3.4. Launching the wrapper¶

iCOMIC can be launched using a simple command in the terminal.

$ cd iCOMIC-main
$ conda env create -f icomic_env.yml #for Linux
$ conda env create -f icomic_env_mac.yml #for MacOS
$ conda activate icomic_env
$ pip install -e icomic #for the first time only
$ cd icomic #path/to/icomic directory
$ icomic
$ conda deactivate #after completing the analysis

3.5. Input file format¶

iCOMIC accepts input information in two different modes. The user can either feed the path to a folder containing raw fastq files or provide a table consolidating particulars of raw data.

If you are uploading a folder of fastq files, all the files should be named in the specified format:

(sample_name)_(condition(tumor/normal))_Rep(replicate_number)_R(1 / 2).fastq

Example: hcc1395_normal_Rep1_R1.fastq
If you choose upload a table, the sample information should be given in a tab delimited file with a header row.

The Column names should be:

Sample : The Sample name

Unit : The number of replicates

Condition : Nature of the sample, Normal or Tumor

fq1 : The path of Read 1

fq2 : Path of Read 2, if you are working with single-end reads only, the ‘fq2’ column can be left blank.

3.6. Quick Guide¶

iCOMIC toolkit enables the ready analysis of RNA-Seq and Whole Genome/Exome Sequencing data. iCOMIC has an inbuilt library of tools with predefined valid combinations.

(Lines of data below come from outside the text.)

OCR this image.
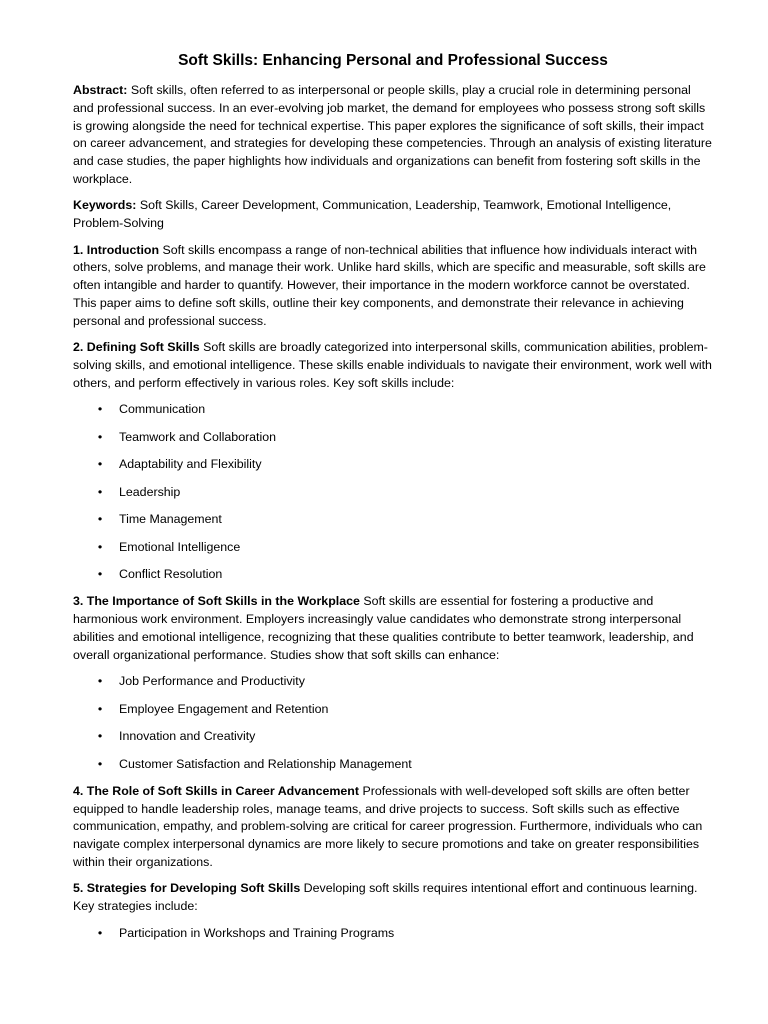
Soft Skills: Enhancing Personal and Professional Success

Abstract: Soft skills, often referred to as interpersonal or people skills, play a crucial role in determining personal and professional success. In an ever-evolving job market, the demand for employees who possess strong soft skills is growing alongside the need for technical expertise. This paper explores the significance of soft skills, their impact on career advancement, and strategies for developing these competencies. Through an analysis of existing literature and case studies, the paper highlights how individuals and organizations can benefit from fostering soft skills in the workplace.

Keywords: Soft Skills, Career Development, Communication, Leadership, Teamwork, Emotional Intelligence, Problem-Solving

1. Introduction Soft skills encompass a range of non-technical abilities that influence how individuals interact with others, solve problems, and manage their work. Unlike hard skills, which are specific and measurable, soft skills are often intangible and harder to quantify. However, their importance in the modern workforce cannot be overstated. This paper aims to define soft skills, outline their key components, and demonstrate their relevance in achieving personal and professional success.

2. Defining Soft Skills Soft skills are broadly categorized into interpersonal skills, communication abilities, problem-solving skills, and emotional intelligence. These skills enable individuals to navigate their environment, work well with others, and perform effectively in various roles. Key soft skills include:

• Communication
• Teamwork and Collaboration
• Adaptability and Flexibility
• Leadership
• Time Management
• Emotional Intelligence
• Conflict Resolution

3. The Importance of Soft Skills in the Workplace Soft skills are essential for fostering a productive and harmonious work environment. Employers increasingly value candidates who demonstrate strong interpersonal abilities and emotional intelligence, recognizing that these qualities contribute to better teamwork, leadership, and overall organizational performance. Studies show that soft skills can enhance:

• Job Performance and Productivity
• Employee Engagement and Retention
• Innovation and Creativity
• Customer Satisfaction and Relationship Management

4. The Role of Soft Skills in Career Advancement Professionals with well-developed soft skills are often better equipped to handle leadership roles, manage teams, and drive projects to success. Soft skills such as effective communication, empathy, and problem-solving are critical for career progression. Furthermore, individuals who can navigate complex interpersonal dynamics are more likely to secure promotions and take on greater responsibilities within their organizations.

5. Strategies for Developing Soft Skills Developing soft skills requires intentional effort and continuous learning. Key strategies include:

• Participation in Workshops and Training Programs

The user will have the freedom to choose any possible combination of tools. Figure 1 and 2 depicts the basic steps and outputs involved in DNA-Seq and RNA-Seq pipelines respectively.

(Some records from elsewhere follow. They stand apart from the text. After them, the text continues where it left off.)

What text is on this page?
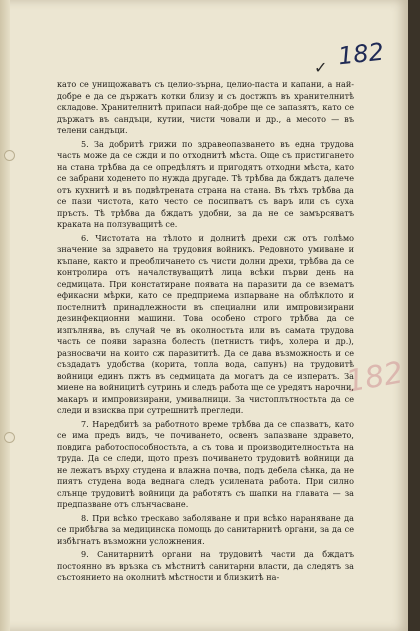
✓ 182
182

като се унищожаватъ съ целио-зърна, целио-паста и капани, а най-добре е да се държатъ котки близу и съ достжпъ въ хранителнитѣ складове. Хранителнитѣ припаси най-добре ще се запазятъ, като се държатъ въ сандъци, кутии, чисти човали и др., а месото — въ телени сандъци.

5. За добритѣ грижи по здравеопазването въ една трудова часть може да се сжди и по отходнитѣ мѣста. Още съ пристигането на стана трѣбва да се опредѣлятъ и пригодятъ отходни мѣста, като се забрани ходенето по нужда другаде. Тѣ трѣбва да бждатъ далече отъ кухнитѣ и въ подвѣтрената страна на стана. Въ тѣхъ трѣбва да се пази чистота, като често се посипватъ съ варъ или съ суха пръсть. Тѣ трѣбва да бждатъ удобни, за да не се замърсяватъ краката на ползуващитѣ се.

6. Чистотата на тѣлото и долнитѣ дрехи сж отъ голѣмо значение за здравето на трудовия войникъ. Редовното умиване и къпане, както и преобличането съ чисти долни дрехи, трѣбва да се контролира отъ началствуващитѣ лица всѣки първи день на седмицата. При констатиране появата на паразити да се взематъ ефикасни мѣрки, като се предприема изпарване на облѣклото и постелнитѣ принадлежности въ специални или импровизирани дезинфекционни машини. Това особено строго трѣбва да се изпълнява, въ случай че въ околностьта или въ самата трудова часть се появи заразна болесть (петнистъ тифъ, холера и др.), разносвачи на които сж паразититѣ. Да се дава възможность и се създадатъ удобства (корита, топла вода, сапунъ) на трудовитѣ войници единъ пжтъ въ седмицата да могатъ да се изператъ. За миене на войницитѣ сутринь и следъ работа ще се уредятъ нарочни, макаръ и импровизирани, умивалници. За чистоплътностьта да се следи и взисква при сутрешнитѣ прегледи.

7. Наредбитѣ за работното време трѣбва да се спазватъ, като се има предъ видъ, че почиването, освенъ запазване здравето, повдига работоспособностьта, а съ това и производителностьта на труда. Да се следи, щото презъ почиването трудовитѣ войници да не лежатъ върху студена и влажна почва, подъ дебела сѣнка, да не пиятъ студена вода веднага следъ усилената работа. При силно слънце трудовитѣ войници да работятъ съ шапки на главата — за предпазване отъ слънчасване.

8. При всѣко трескаво заболяване и при всѣко нараняване да се прибѣгва за медицинска помощь до санитарнитѣ органи, за да се избѣгнатъ възможни усложнения.

9. Санитарнитѣ органи на трудовитѣ части да бждатъ постоянно въ връзка съ мѣстнитѣ санитарни власти, да следятъ за състоянието на околнитѣ мѣстности и близкитѣ на-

Figure 1: DNA Seq pipeline. This workflow indicates the analysis steps and major output files in DNA Seq pipeline.

Figure 2: The analysis steps and major output files in RNA Seq pipeline.

Refer to the section 9 of Tutorials for the typical set of actions to run iCOMIC pipelines.

3.7. Output information¶

All outputs are stored in separate folders inside the main folder iCOMIC, for each pipeline along with log information.

DNA-Seq

DNA-Seq analysis generates five output folders as follows. - MultiQC Contains subfolders MultiQC, FastQC and Cutadapt. MultiQC contains consolidated html reports on the overall run statistics and a separate html file on merged FastQC reports of all the input samples. The folder FastQC contains quality reports of individual samples. It may also enclose FastQC report of trimmed reads if the user opts for trimming the input reads. The folder Cutadapt contains trimmed fastq files. - Aligner Contain bam outputs generated by the aligner. - Variant Caller This folder includes vcf files of identified variants. - Annotator Contains annotated vcf files. - Index This is an optional folder which contains the index files if the user chooses to generate index corresponding to the choice of aligner.

RNA-Seq

RNA-Seq analysis generates five output folders inside the main folder iCOMIC, as follows. - MultiQC Contains subfolders MultiQC, FastQC and Cutadapt. MultiQC contains consolidated html reports on the overall run statistics and a separate html file on merged FastQC reports of all the input samples. The folder FastQC contains quality reports of individual samples. It may also enclose FastQC report of trimmed reads if the user opts for trimming the input reads. The folder Cutadapt contains trimmed fastq files. - Aligner Contain bam outputs generated by the aligner. - Expression Modeller Contains count matrix representing the reads mapped to individual genes. - Differential expression Contain a text file with a consolidated list of differentially expressed genes. - Index This is an optional folder which contains the index files if the user chooses to generate index corresponding to the choice of aligner.

cTaG

cTaG (classify TSG and OG) is a tool used to identify tumour suppressor genes (TSGs) and oncogenes (OGs) using somatic mutation data.The cTaG model returns the list of all genes labelled as TSG or OG or unlabelled along with predictions made my each model and whether the gene is among top predictions.

NBDriver

NBDriver (NEIGHBORHOOD Driver) is a tool used to differentiate between driver and passenger mutations. It returns a list of all mutations labelled as Driver or Passenger.